Today on Twitter following a reading of the bill, Spahn wrote, “This is a good compromise. We are helping women who are in difficult positions find expert advice. And we get social peace on this highly controversial, and too often irreconcilable, issue. #219a.”

Christian Democrats have previously said “the protection of life, unborn and born” is of paramount importance to the party. Other CDU/CSU politicians and anti-abortion groups have argued that decriminalizing the advertising of abortion could lead to “normalization.”

Meanwhile, this bill faces opposition from abortion rights activists and within the German government, most vehemently from the Green and the Left parties.

Annalena Baerbock, party leader of the Green, speaks at a demonstration at Rosa-Luxemburg-Platz on Jan. 26, calling for the deletion of paragraph 219a, the law banning the “advertisement” of abortions.

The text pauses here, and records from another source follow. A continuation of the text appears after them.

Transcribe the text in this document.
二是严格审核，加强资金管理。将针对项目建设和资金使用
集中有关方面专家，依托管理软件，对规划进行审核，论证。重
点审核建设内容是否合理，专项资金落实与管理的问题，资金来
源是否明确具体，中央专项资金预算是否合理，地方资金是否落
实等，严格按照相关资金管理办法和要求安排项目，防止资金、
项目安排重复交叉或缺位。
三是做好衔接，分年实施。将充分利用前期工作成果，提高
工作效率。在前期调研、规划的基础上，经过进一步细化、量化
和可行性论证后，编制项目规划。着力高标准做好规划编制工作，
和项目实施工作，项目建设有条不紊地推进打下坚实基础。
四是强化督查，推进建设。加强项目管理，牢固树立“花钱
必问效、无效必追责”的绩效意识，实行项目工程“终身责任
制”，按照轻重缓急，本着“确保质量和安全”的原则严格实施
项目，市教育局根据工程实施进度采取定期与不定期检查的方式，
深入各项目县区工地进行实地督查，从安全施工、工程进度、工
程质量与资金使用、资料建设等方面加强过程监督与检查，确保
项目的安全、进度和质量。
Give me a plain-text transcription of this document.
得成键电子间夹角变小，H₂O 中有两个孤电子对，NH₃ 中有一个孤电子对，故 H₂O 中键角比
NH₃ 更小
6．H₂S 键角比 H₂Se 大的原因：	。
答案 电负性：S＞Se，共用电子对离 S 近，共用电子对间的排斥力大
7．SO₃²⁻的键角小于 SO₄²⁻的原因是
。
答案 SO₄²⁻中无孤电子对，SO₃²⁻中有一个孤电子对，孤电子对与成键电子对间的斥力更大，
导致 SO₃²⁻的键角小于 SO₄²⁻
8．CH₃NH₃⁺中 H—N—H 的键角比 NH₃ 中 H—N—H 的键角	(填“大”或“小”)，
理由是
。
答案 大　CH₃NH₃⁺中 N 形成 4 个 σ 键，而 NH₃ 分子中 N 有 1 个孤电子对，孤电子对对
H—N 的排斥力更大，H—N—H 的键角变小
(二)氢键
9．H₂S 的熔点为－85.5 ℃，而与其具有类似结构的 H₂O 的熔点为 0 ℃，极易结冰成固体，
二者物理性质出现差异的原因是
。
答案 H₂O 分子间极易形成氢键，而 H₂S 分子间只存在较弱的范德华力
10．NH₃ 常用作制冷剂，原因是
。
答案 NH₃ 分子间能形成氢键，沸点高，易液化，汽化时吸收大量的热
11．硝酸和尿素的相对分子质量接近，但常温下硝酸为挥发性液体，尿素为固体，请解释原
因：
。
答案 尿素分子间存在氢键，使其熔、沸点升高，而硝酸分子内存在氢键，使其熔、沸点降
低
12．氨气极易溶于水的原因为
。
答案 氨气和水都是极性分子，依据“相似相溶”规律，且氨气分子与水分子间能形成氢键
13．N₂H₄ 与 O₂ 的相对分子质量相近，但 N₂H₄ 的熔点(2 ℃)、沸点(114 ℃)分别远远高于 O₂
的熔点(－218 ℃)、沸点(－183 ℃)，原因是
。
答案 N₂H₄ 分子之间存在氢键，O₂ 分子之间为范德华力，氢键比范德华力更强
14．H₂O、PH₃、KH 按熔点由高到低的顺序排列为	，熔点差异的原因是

Photo by Sylvia Cunningham.

On Jan. 26, ahead of the drafted compromise, the Alliance for Sexual Self-Determination organized a demonstration across 30 cities across Germany, calling for an end to paragraph 219a. Green party leader Annalena Baerbock delivered a speech in Berlin to a crowd of several hundred, calling it “absurd” that they had to fight against “the rollback of women’s rights” in the year 2019.

In an interview with KCRW Berlin following her speech, Baerbock said not allowing women to receive information on abortion from their doctors is “ridiculous” and that paragraph 219a should be “deleted,” no compromise.

Will this bill pass?

Though this proposal faces opposition from the Greens, the Left party, and the Free Democratic Party (FDP), Dernbach said she has no doubts it will pass.

“The numbers in parliament are clear and the compromise will pass certainly, but this is not the end of the story,” Dernbach said.

She said pressure from women’s and abortion-rights activist groups will mean even after this particular bill has been settled, the end of this debate is far from over.